Middle East Quarterly

Summer 2000

Volume 7: Number 3

Iran’s Military Forces in Transition

Conventional Threats and Weapons of Mass Destruction

In early 2000, the Central Intelligence Agency was said to have warned that it could no longer exclude the possibility that Iran already has a nuclear weapon. A year earlier, the U.S. intelligence community issued a National Intelligence Estimate that Iran is likely to have within the decade a missile capable of reaching the United States. These developments suggest Iran will remain a source of potential trouble to the United States.

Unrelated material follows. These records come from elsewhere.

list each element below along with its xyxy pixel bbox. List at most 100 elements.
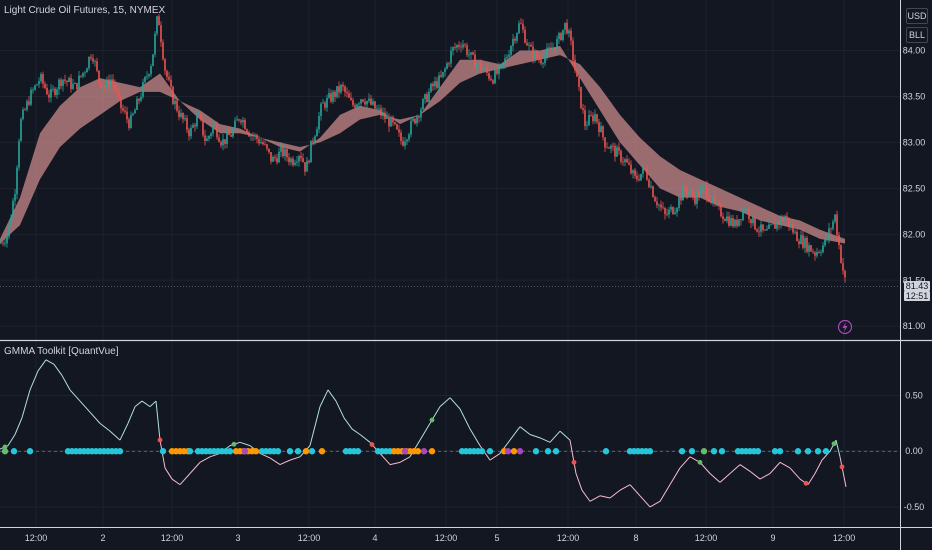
candle-body [450,50,452,64]
candle-body [512,38,514,47]
signal-dot [401,448,409,455]
candle-body [814,252,816,256]
unit-button[interactable]: BLL [906,27,928,43]
candle-body [672,207,674,215]
candle-body [104,87,106,89]
candle-body [674,212,676,215]
candle-body [266,144,268,149]
candle-body [322,102,324,104]
candle-body [806,237,808,252]
price-candles [0,14,846,283]
candle-body [700,188,702,198]
candle-body [426,94,428,103]
osc-segment [37,359,47,372]
candle-body [822,245,824,253]
candle-body [490,78,492,81]
candle-body [264,144,266,146]
candle-body [232,129,234,137]
osc-segment [807,473,816,485]
candle-body [394,122,396,125]
candle-body [50,88,52,98]
candle-body [550,47,552,50]
candle-body [214,124,216,126]
candle-body [692,190,694,196]
candle-body [836,214,838,236]
candle-body [698,191,700,198]
candle-body [438,75,440,88]
candle-body [800,235,802,245]
candle-body [598,122,600,133]
signal-dot [414,448,422,455]
osc-segment [149,400,157,408]
osc-tick-label: -0.50 [904,502,925,512]
osc-segment [343,417,353,430]
candle-body [480,62,482,71]
osc-segment [581,489,591,502]
candle-body [688,192,690,195]
osc-segment [399,456,411,463]
candle-body [8,225,10,237]
candle-body [712,196,714,204]
price-axis[interactable]: 81.0081.5082.0082.5083.0083.5084.000.500… [0,46,925,512]
candle-body [396,124,398,130]
cross-marker [429,417,435,423]
currency-button[interactable]: USD [906,8,928,24]
candle-body [412,118,414,121]
candle-body [764,229,766,231]
candle-body [154,33,156,55]
candle-body [300,156,302,159]
candle-body [376,108,378,110]
osc-segment [629,484,641,497]
candle-body [786,216,788,218]
price-tick-label: 81.00 [903,321,926,331]
osc-segment [749,470,761,480]
alert-icon[interactable] [837,319,853,335]
time-axis[interactable]: 12:00 2 12:00 3 12:00 4 12:00 5 12:00 8 12:00 9 12:0… [25,533,856,543]
time-tick-label: 12:00 [557,533,580,543]
oscillator-line [0,359,900,508]
candle-body [750,219,752,224]
osc-segment [389,461,401,466]
candle-body [746,208,748,211]
candle-body [6,236,8,244]
candle-body [224,139,226,144]
osc-segment [729,464,741,474]
candle-body [498,65,500,74]
candle-body [606,147,608,149]
candle-body [82,72,84,77]
candle-body [288,157,290,163]
osc-segment [839,456,847,487]
candle-body [350,97,352,101]
indicator-title: GMMA Toolkit [QuantVue] [4,346,119,357]
candle-body [290,158,292,163]
candle-body [94,61,96,63]
osc-segment [199,456,211,463]
candle-body [188,129,190,137]
candle-body [42,74,44,84]
osc-segment [769,462,781,474]
candle-body [408,134,410,140]
candle-body [754,215,756,230]
time-tick-label: 3 [235,533,240,543]
candle-body [546,47,548,56]
candle-body [22,109,24,120]
candle-body [618,147,620,151]
osc-segment [351,428,361,435]
candle-body [474,54,476,69]
cross-marker [831,441,837,447]
candle-body [18,140,20,168]
time-tick-label: 12:00 [435,533,458,543]
candle-body [136,98,138,110]
candle-body [252,135,254,137]
candle-body [604,137,606,148]
candle-body [640,173,642,181]
signal-dot [294,448,302,455]
chart-canvas[interactable]: 81.0081.5082.0082.5083.0083.5084.000.500… [0,0,932,550]
candle-body [202,120,204,136]
candle-body [384,112,386,119]
candle-body [574,59,576,70]
candle-body [802,235,804,248]
candle-body [816,251,818,256]
candle-body [780,216,782,225]
candle-body [612,145,614,147]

Cordesman, of the Center for Strategic and International Studies, is by far the most respected and knowledgeable analyst of Persian Gulf militaries. His volume on Iran’s military -- its army, navy, and air force; its doctrine and war-fighting options; its arm industry; its weapons of mass destruction (WMD) and missiles – is an encyclopedic survey whose great mass of facts make it an indispensable reference source for those wanting to know what weapons Iran has and how its military could fight. His focus is on traditional military instruments, so he barely mentions terrorism, and he provides no analysis of Iranian support for terrorist groups such as Hizbullah in Lebanon.

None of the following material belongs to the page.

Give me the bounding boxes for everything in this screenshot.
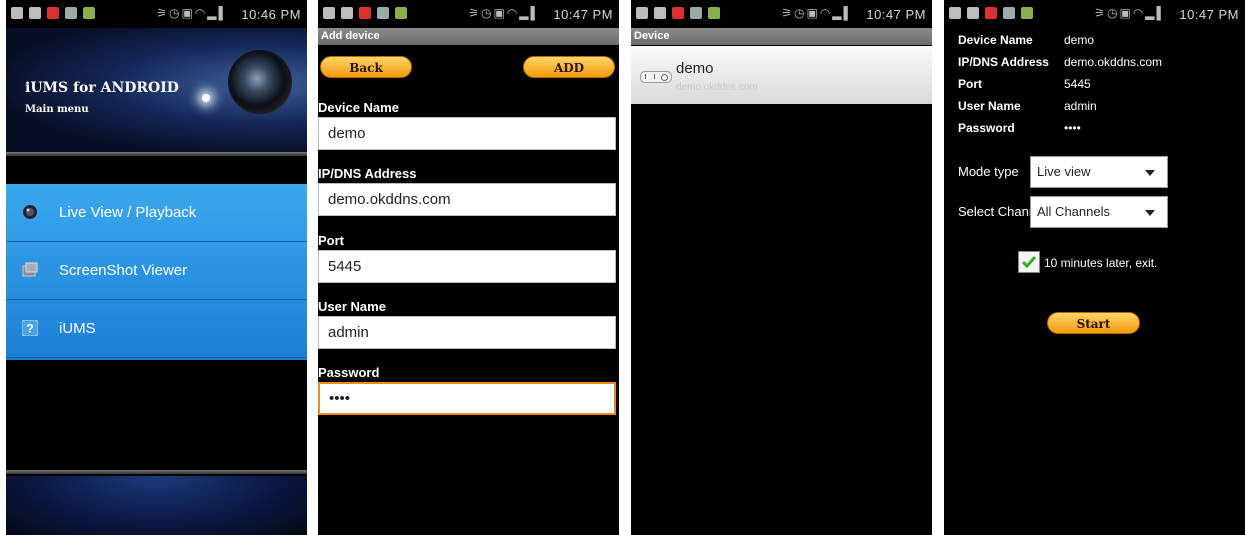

He argues that the West has been successful at limiting Iran’s arms acquisitions and how militarily vulnerable Iran is, but the book provides more detail than analysis in a presentation that is less than systematic. For example, chapter 11 consists of two pages of analysis and a forty-two page “table” listing reports, many of them from dubious sources, about Iranian weapons of mass destruction.